# Print shop for holiday postcards



## Macroen (Jul 18, 2008)

Hi, does anybody know where to find a print shop in Dubai where they can print holiday postcards. Like the ones every tourist would buy with the glossy finish at the front and the address lines at the back? 

Thanks in advance, Mac.


----------



## Longhorn (May 7, 2008)

Try this guy, he did our Christmas cards last two years and also some brochures. So far his work has been pretty good. Not sure if he can do what you are looking for but maybe?
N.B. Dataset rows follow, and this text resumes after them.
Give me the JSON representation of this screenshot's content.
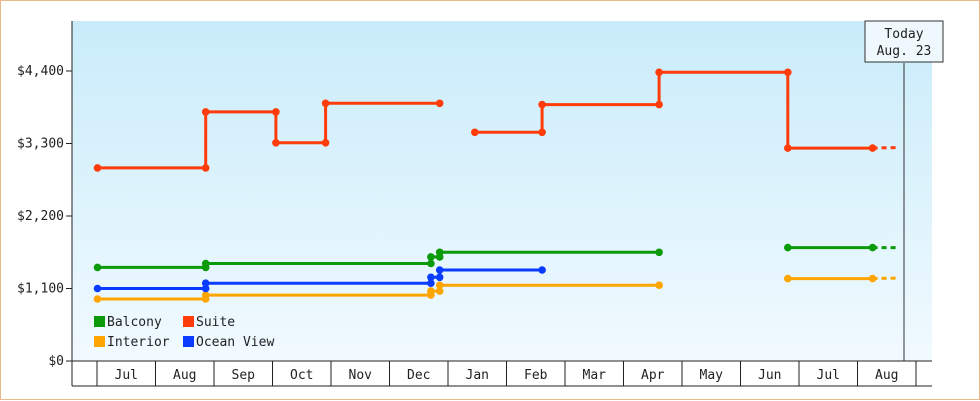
{
  "chart_data": {
    "type": "line",
    "step": true,
    "y_ticks": [
      0,
      1100,
      2200,
      3300,
      4400
    ],
    "y_tick_labels": [
      "$0",
      "$1,100",
      "$2,200",
      "$3,300",
      "$4,400"
    ],
    "ylim": [
      0,
      4400
    ],
    "x_months": [
      "Jul",
      "Aug",
      "Sep",
      "Oct",
      "Nov",
      "Dec",
      "Jan",
      "Feb",
      "Mar",
      "Apr",
      "May",
      "Jun",
      "Jul",
      "Aug"
    ],
    "grid": false,
    "legend_position": "bottom-left",
    "today": {
      "line1": "Today",
      "line2": "Aug. 23",
      "x": 14.0
    },
    "series": [
      {
        "name": "Suite",
        "color": "#ff3c0a",
        "segments": [
          [
            [
              0.0,
              2930
            ],
            [
              1.85,
              2930
            ],
            [
              1.85,
              3780
            ],
            [
              3.05,
              3780
            ],
            [
              3.05,
              3310
            ],
            [
              3.9,
              3310
            ],
            [
              3.9,
              3910
            ],
            [
              5.85,
              3910
            ]
          ],
          [
            [
              6.45,
              3470
            ],
            [
              7.6,
              3470
            ],
            [
              7.6,
              3890
            ],
            [
              9.6,
              3890
            ],
            [
              9.6,
              4380
            ],
            [
              11.8,
              4380
            ],
            [
              11.8,
              3230
            ],
            [
              13.25,
              3230
            ]
          ]
        ],
        "projection": [
          [
            13.25,
            3230
          ],
          [
            13.7,
            3240
          ]
        ]
      },
      {
        "name": "Balcony",
        "color": "#0a9a0a",
        "segments": [
          [
            [
              0.0,
              1420
            ],
            [
              1.85,
              1420
            ],
            [
              1.85,
              1480
            ],
            [
              3.05,
              1480
            ],
            [
              3.9,
              1480
            ],
            [
              5.7,
              1480
            ],
            [
              5.7,
              1580
            ],
            [
              5.85,
              1580
            ],
            [
              5.85,
              1650
            ],
            [
              7.6,
              1650
            ],
            [
              9.6,
              1650
            ]
          ],
          [
            [
              11.8,
              1720
            ],
            [
              13.25,
              1720
            ]
          ]
        ],
        "projection": [
          [
            13.25,
            1720
          ],
          [
            13.7,
            1720
          ]
        ]
      },
      {
        "name": "Interior",
        "color": "#ffa500",
        "segments": [
          [
            [
              0.0,
              940
            ],
            [
              1.85,
              940
            ],
            [
              1.85,
              1000
            ],
            [
              3.05,
              1000
            ],
            [
              3.9,
              1000
            ],
            [
              5.7,
              1000
            ],
            [
              5.7,
              1060
            ],
            [
              5.85,
              1060
            ],
            [
              5.85,
              1150
            ],
            [
              7.6,
              1150
            ],
            [
              9.6,
              1150
            ]
          ],
          [
            [
              11.8,
              1250
            ],
            [
              13.25,
              1250
            ]
          ]
        ],
        "projection": [
          [
            13.25,
            1250
          ],
          [
            13.7,
            1260
          ]
        ]
      },
      {
        "name": "Ocean View",
        "color": "#0a3cff",
        "segments": [
          [
            [
              0.0,
              1100
            ],
            [
              1.85,
              1100
            ],
            [
              1.85,
              1180
            ],
            [
              3.05,
              1180
            ],
            [
              3.9,
              1180
            ],
            [
              5.7,
              1180
            ],
            [
              5.7,
              1270
            ],
            [
              5.85,
              1270
            ],
            [
              5.85,
              1380
            ],
            [
              7.6,
              1380
            ]
          ]
        ],
        "projection": []
      }
    ],
    "legend": [
      {
        "name": "Balcony",
        "color": "#0a9a0a"
      },
      {
        "name": "Suite",
        "color": "#ff3c0a"
      },
      {
        "name": "Interior",
        "color": "#ffa500"
      },
      {
        "name": "Ocean View",
        "color": "#0a3cff"
      }
    ]
  }
}
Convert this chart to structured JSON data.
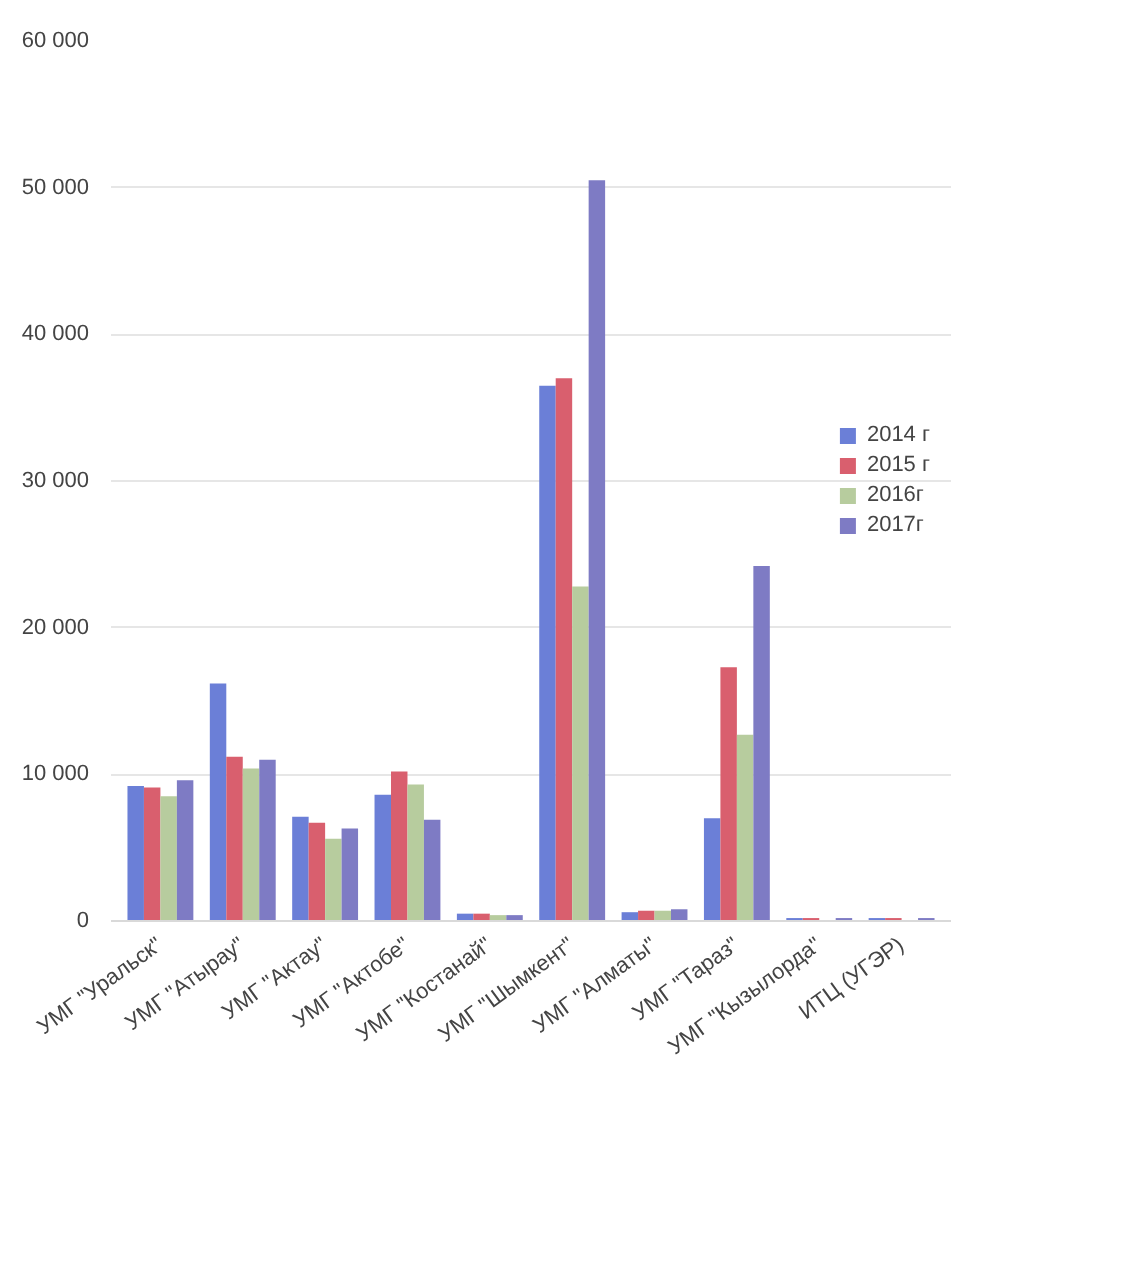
{
  "chart_data": {
    "type": "bar",
    "categories": [
      "УМГ \"Уральск\"",
      "УМГ \"Атырау\"",
      "УМГ \"Актау\"",
      "УМГ \"Актобе\"",
      "УМГ \"Костанай\"",
      "УМГ \"Шымкент\"",
      "УМГ \"Алматы\"",
      "УМГ \"Тараз\"",
      "УМГ \"Кызылорда\"",
      "ИТЦ (УГЭР)"
    ],
    "series": [
      {
        "name": "2014 г",
        "color": "#6b7fd7",
        "values": [
          9200,
          16200,
          7100,
          8600,
          500,
          36500,
          600,
          7000,
          200,
          200
        ]
      },
      {
        "name": "2015 г",
        "color": "#d95f6e",
        "values": [
          9100,
          11200,
          6700,
          10200,
          500,
          37000,
          700,
          17300,
          200,
          200
        ]
      },
      {
        "name": "2016г",
        "color": "#b7cc9e",
        "values": [
          8500,
          10400,
          5600,
          9300,
          400,
          22800,
          700,
          12700,
          null,
          null
        ]
      },
      {
        "name": "2017г",
        "color": "#7e7bc4",
        "values": [
          9600,
          11000,
          6300,
          6900,
          400,
          50500,
          800,
          24200,
          200,
          200
        ]
      }
    ],
    "ylim": [
      0,
      60000
    ],
    "yticks": [
      {
        "value": 0,
        "label": "0"
      },
      {
        "value": 10000,
        "label": "10 000"
      },
      {
        "value": 20000,
        "label": "20 000"
      },
      {
        "value": 30000,
        "label": "30 000"
      },
      {
        "value": 40000,
        "label": "40 000"
      },
      {
        "value": 50000,
        "label": "50 000"
      },
      {
        "value": 60000,
        "label": "60 000"
      }
    ],
    "grid": "y",
    "legend": "right"
  }
}
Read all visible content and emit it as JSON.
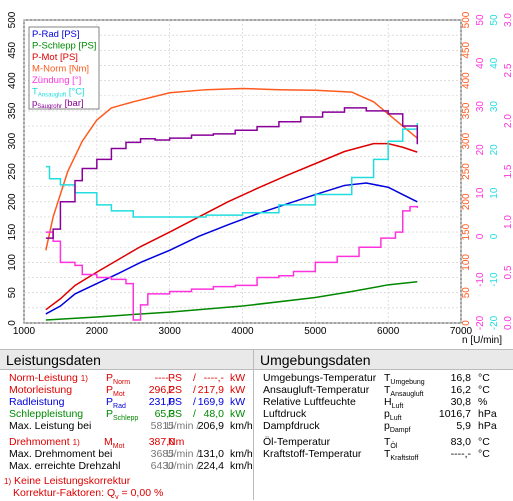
{
  "chart_data": {
    "type": "line",
    "xlabel": "n [U/min]",
    "x_ticks": [
      1000,
      2000,
      3000,
      4000,
      5000,
      6000,
      7000
    ],
    "left_ticks": [
      0,
      50,
      100,
      150,
      200,
      250,
      300,
      350,
      400,
      450,
      500
    ],
    "right_axes": [
      {
        "color": "#ff5a1e",
        "ticks": [
          0,
          50,
          100,
          150,
          200,
          250,
          300,
          350,
          400,
          450,
          500
        ]
      },
      {
        "color": "#ff33dd",
        "ticks": [
          -20,
          -10,
          0,
          10,
          20,
          30,
          40,
          50
        ]
      },
      {
        "color": "#22dddd",
        "ticks": [
          -20,
          -10,
          0,
          10,
          20,
          30,
          40,
          50
        ]
      },
      {
        "color": "#ff33dd",
        "ticks": [
          0.0,
          0.5,
          1.0,
          1.5,
          2.0,
          2.5,
          3.0
        ]
      }
    ],
    "legend": {
      "position": "top-left",
      "entries": [
        {
          "label": "P-Rad [PS]",
          "color": "#0000dd"
        },
        {
          "label": "P-Schlepp [PS]",
          "color": "#008800"
        },
        {
          "label": "P-Mot [PS]",
          "color": "#dd0000"
        },
        {
          "label": "M-Norm [Nm]",
          "color": "#ff5a1e"
        },
        {
          "label": "Zündung [°]",
          "color": "#ff33dd"
        },
        {
          "label": "T",
          "sub": "Ansaugluft",
          "tail": " [°C]",
          "color": "#22dddd"
        },
        {
          "label": "p",
          "sub": "Saugrohr",
          "tail": " [bar]",
          "color": "#880099"
        }
      ]
    },
    "series": [
      {
        "name": "P-Rad [PS]",
        "color": "#0000dd",
        "x": [
          1300,
          1500,
          1700,
          2000,
          2300,
          2600,
          3000,
          3400,
          3800,
          4200,
          4600,
          5000,
          5400,
          5700,
          6000,
          6200,
          6400
        ],
        "y": [
          15,
          28,
          48,
          65,
          82,
          100,
          120,
          143,
          162,
          180,
          196,
          212,
          227,
          231,
          224,
          212,
          200
        ]
      },
      {
        "name": "P-Schlepp [PS]",
        "color": "#008800",
        "x": [
          1300,
          2000,
          3000,
          4000,
          5000,
          5500,
          6000,
          6400
        ],
        "y": [
          5,
          10,
          18,
          28,
          42,
          52,
          63,
          68
        ]
      },
      {
        "name": "P-Mot [PS]",
        "color": "#dd0000",
        "x": [
          1300,
          1500,
          1700,
          2000,
          2300,
          2600,
          3000,
          3400,
          3800,
          4200,
          4600,
          5000,
          5400,
          5800,
          6000,
          6200,
          6400
        ],
        "y": [
          22,
          40,
          62,
          84,
          105,
          126,
          150,
          175,
          200,
          222,
          243,
          263,
          283,
          296,
          296,
          290,
          282
        ]
      },
      {
        "name": "M-Norm [Nm]",
        "color": "#ff5a1e",
        "x": [
          1300,
          1400,
          1600,
          1800,
          2000,
          2200,
          2500,
          3000,
          3500,
          4000,
          4500,
          5000,
          5500,
          5800,
          6000,
          6200,
          6400
        ],
        "y": [
          120,
          175,
          250,
          300,
          335,
          355,
          365,
          380,
          385,
          387,
          385,
          384,
          381,
          365,
          345,
          325,
          305
        ]
      },
      {
        "name": "Zündung [°]",
        "color": "#ff33dd",
        "x": [
          1300,
          1400,
          1500,
          1700,
          1800,
          2000,
          2200,
          2400,
          2500,
          2600,
          2700,
          3000,
          3300,
          3600,
          3900,
          4200,
          4500,
          4700,
          5000,
          5300,
          5600,
          5900,
          6100,
          6200,
          6300,
          6400
        ],
        "y": [
          150,
          135,
          100,
          95,
          80,
          75,
          72,
          65,
          5,
          30,
          48,
          52,
          56,
          60,
          62,
          75,
          78,
          85,
          100,
          110,
          125,
          140,
          150,
          185,
          192,
          190
        ]
      },
      {
        "name": "T Ansaugluft [°C]",
        "color": "#22dddd",
        "x": [
          1300,
          1350,
          1500,
          1700,
          2000,
          2200,
          2500,
          3000,
          3500,
          4000,
          4500,
          5000,
          5500,
          5800,
          6000,
          6200,
          6400
        ],
        "y": [
          258,
          238,
          228,
          215,
          195,
          185,
          175,
          175,
          178,
          182,
          195,
          212,
          240,
          270,
          300,
          320,
          330
        ]
      },
      {
        "name": "p Saugrohr [bar]",
        "color": "#880099",
        "x": [
          1300,
          1400,
          1500,
          1700,
          1800,
          2000,
          2200,
          2400,
          2600,
          2800,
          3000,
          3300,
          3600,
          3900,
          4200,
          4500,
          4800,
          5100,
          5400,
          5700,
          6000,
          6200,
          6400
        ],
        "y": [
          140,
          155,
          200,
          235,
          255,
          270,
          288,
          298,
          304,
          302,
          305,
          310,
          312,
          318,
          324,
          332,
          340,
          348,
          355,
          350,
          345,
          325,
          295
        ]
      }
    ]
  },
  "leistung": {
    "title": "Leistungsdaten",
    "rows": [
      {
        "label": "Norm-Leistung",
        "mark": "1)",
        "sym": "P",
        "sub": "Norm",
        "v1": "----,-",
        "u1": "PS",
        "v2": "----,-",
        "u2": "kW",
        "color": "#dd0000"
      },
      {
        "label": "Motorleistung",
        "mark": "",
        "sym": "P",
        "sub": "Mot",
        "v1": "296,2",
        "u1": "PS",
        "v2": "217,9",
        "u2": "kW",
        "color": "#dd0000"
      },
      {
        "label": "Radleistung",
        "mark": "",
        "sym": "P",
        "sub": "Rad",
        "v1": "231,0",
        "u1": "PS",
        "v2": "169,9",
        "u2": "kW",
        "color": "#0000dd"
      },
      {
        "label": "Schleppleistung",
        "mark": "",
        "sym": "P",
        "sub": "Schlepp",
        "v1": "65,3",
        "u1": "PS",
        "v2": "48,0",
        "u2": "kW",
        "color": "#008800"
      }
    ],
    "max_leistung": {
      "label": "Max. Leistung bei",
      "v1": "5815",
      "u1": "U/min",
      "v2": "206,9",
      "u2": "km/h"
    },
    "drehmoment": {
      "label": "Drehmoment",
      "mark": "1)",
      "sym": "M",
      "sub": "Mot",
      "v1": "387,0",
      "u1": "Nm"
    },
    "max_drehmoment": {
      "label": "Max. Drehmoment bei",
      "v1": "3685",
      "u1": "U/min",
      "v2": "131,0",
      "u2": "km/h"
    },
    "max_drehzahl": {
      "label": "Max. erreichte Drehzahl",
      "v1": "6430",
      "u1": "U/min",
      "v2": "224,4",
      "u2": "km/h"
    },
    "note1": "Keine Leistungskorrektur",
    "note1_mark": "1)",
    "note2": "Korrektur-Faktoren: Q",
    "note2_sub": "v",
    "note2_val": "=   0,00 %"
  },
  "umgebung": {
    "title": "Umgebungsdaten",
    "rows": [
      {
        "label": "Umgebungs-Temperatur",
        "sym": "T",
        "sub": "Umgebung",
        "val": "16,8",
        "unit": "°C"
      },
      {
        "label": "Ansaugluft-Temperatur",
        "sym": "T",
        "sub": "Ansaugluft",
        "val": "16,2",
        "unit": "°C"
      },
      {
        "label": "Relative Luftfeuchte",
        "sym": "H",
        "sub": "Luft",
        "val": "30,8",
        "unit": "%"
      },
      {
        "label": "Luftdruck",
        "sym": "p",
        "sub": "Luft",
        "val": "1016,7",
        "unit": "hPa"
      },
      {
        "label": "Dampfdruck",
        "sym": "p",
        "sub": "Dampf",
        "val": "5,9",
        "unit": "hPa"
      },
      {
        "label": "Öl-Temperatur",
        "sym": "T",
        "sub": "Öl",
        "val": "83,0",
        "unit": "°C"
      },
      {
        "label": "Kraftstoff-Temperatur",
        "sym": "T",
        "sub": "Kraftstoff",
        "val": "----,-",
        "unit": "°C"
      }
    ]
  }
}
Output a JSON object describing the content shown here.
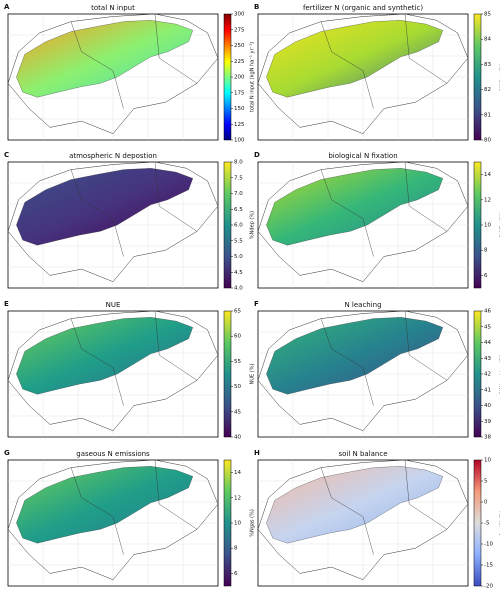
{
  "panels": [
    {
      "label": "A",
      "title": "total N input",
      "map_colors": [
        "#ff9a1a",
        "#8cf070",
        "#3fdcc0"
      ],
      "colorbar": {
        "label": "total N input (kgN ha⁻¹ yr⁻¹)",
        "colormap": "jet",
        "lim": [
          100,
          300
        ],
        "ticks": [
          100,
          125,
          150,
          175,
          200,
          225,
          250,
          275,
          300
        ]
      }
    },
    {
      "label": "B",
      "title": "fertilizer N (organic and synthetic)",
      "map_colors": [
        "#f2e41e",
        "#a8db32",
        "#2e6e8e"
      ],
      "colorbar": {
        "label": "%Nfert (%)",
        "colormap": "viridis",
        "lim": [
          80,
          85
        ],
        "ticks": [
          80,
          81,
          82,
          83,
          84,
          85
        ]
      }
    },
    {
      "label": "C",
      "title": "atmospheric N depostion",
      "map_colors": [
        "#3b528b",
        "#46337e",
        "#440154"
      ],
      "colorbar": {
        "label": "%Ndep (%)",
        "colormap": "viridis",
        "lim": [
          4,
          8
        ],
        "ticks": [
          {
            "value": 4,
            "label": "4.0"
          },
          4.5,
          {
            "value": 5,
            "label": "5.0"
          },
          5.5,
          {
            "value": 6,
            "label": "6.0"
          },
          6.5,
          {
            "value": 7,
            "label": "7.0"
          },
          7.5,
          {
            "value": 8,
            "label": "8.0"
          }
        ]
      }
    },
    {
      "label": "D",
      "title": "biological N fixation",
      "map_colors": [
        "#b5de2b",
        "#35b779",
        "#26828e"
      ],
      "colorbar": {
        "label": "%Nfix (%)",
        "colormap": "viridis",
        "lim": [
          5,
          15
        ],
        "ticks": [
          6,
          8,
          10,
          12,
          14
        ]
      }
    },
    {
      "label": "E",
      "title": "NUE",
      "map_colors": [
        "#6ece58",
        "#1f9e89",
        "#31688e"
      ],
      "colorbar": {
        "label": "NUE (%)",
        "colormap": "viridis",
        "lim": [
          40,
          65
        ],
        "ticks": [
          40,
          45,
          50,
          55,
          60,
          65
        ]
      }
    },
    {
      "label": "F",
      "title": "N leaching",
      "map_colors": [
        "#35b779",
        "#26828e",
        "#3e4989"
      ],
      "colorbar": {
        "label": "%Nleaching (%)",
        "colormap": "viridis",
        "lim": [
          38,
          46
        ],
        "ticks": [
          38,
          39,
          40,
          41,
          42,
          43,
          44,
          45,
          46
        ]
      }
    },
    {
      "label": "G",
      "title": "gaseous N emissions",
      "map_colors": [
        "#6ece58",
        "#1f9e89",
        "#2a788e"
      ],
      "colorbar": {
        "label": "%Ngas (%)",
        "colormap": "viridis",
        "lim": [
          5,
          15
        ],
        "ticks": [
          6,
          8,
          10,
          12,
          14
        ]
      }
    },
    {
      "label": "H",
      "title": "soil N balance",
      "map_colors": [
        "#f4b9a0",
        "#c6d4ee",
        "#8eb2f0"
      ],
      "colorbar": {
        "label": "ΔsoilN (%)",
        "colormap": "coolwarm",
        "lim": [
          -20,
          10
        ],
        "ticks": [
          -20,
          -15,
          -10,
          -5,
          0,
          5,
          10
        ]
      }
    }
  ]
}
Good Luck!

AL BALUSH ARTS & PRINTING
MR. AMEER ALI
TEL: 06-5539088
CELL: 050-6565769





Macroen said:


> Hi, does anybody know where to find a print shop in Dubai where they can print holiday postcards. Like the ones every tourist would buy with the glossy finish at the front and the address lines at the back?
> 
> Thanks in advance, Mac.


----------



## Elphaba (Jan 24, 2008)

Macroen said:


> Hi, does anybody know where to find a print shop in Dubai where they can print holiday postcards. Like the ones every tourist would buy with the glossy finish at the front and the address lines at the back?
> 
> Thanks in advance, Mac.



Try asking at one of the Kodak print shops that are in most malls.

-


----------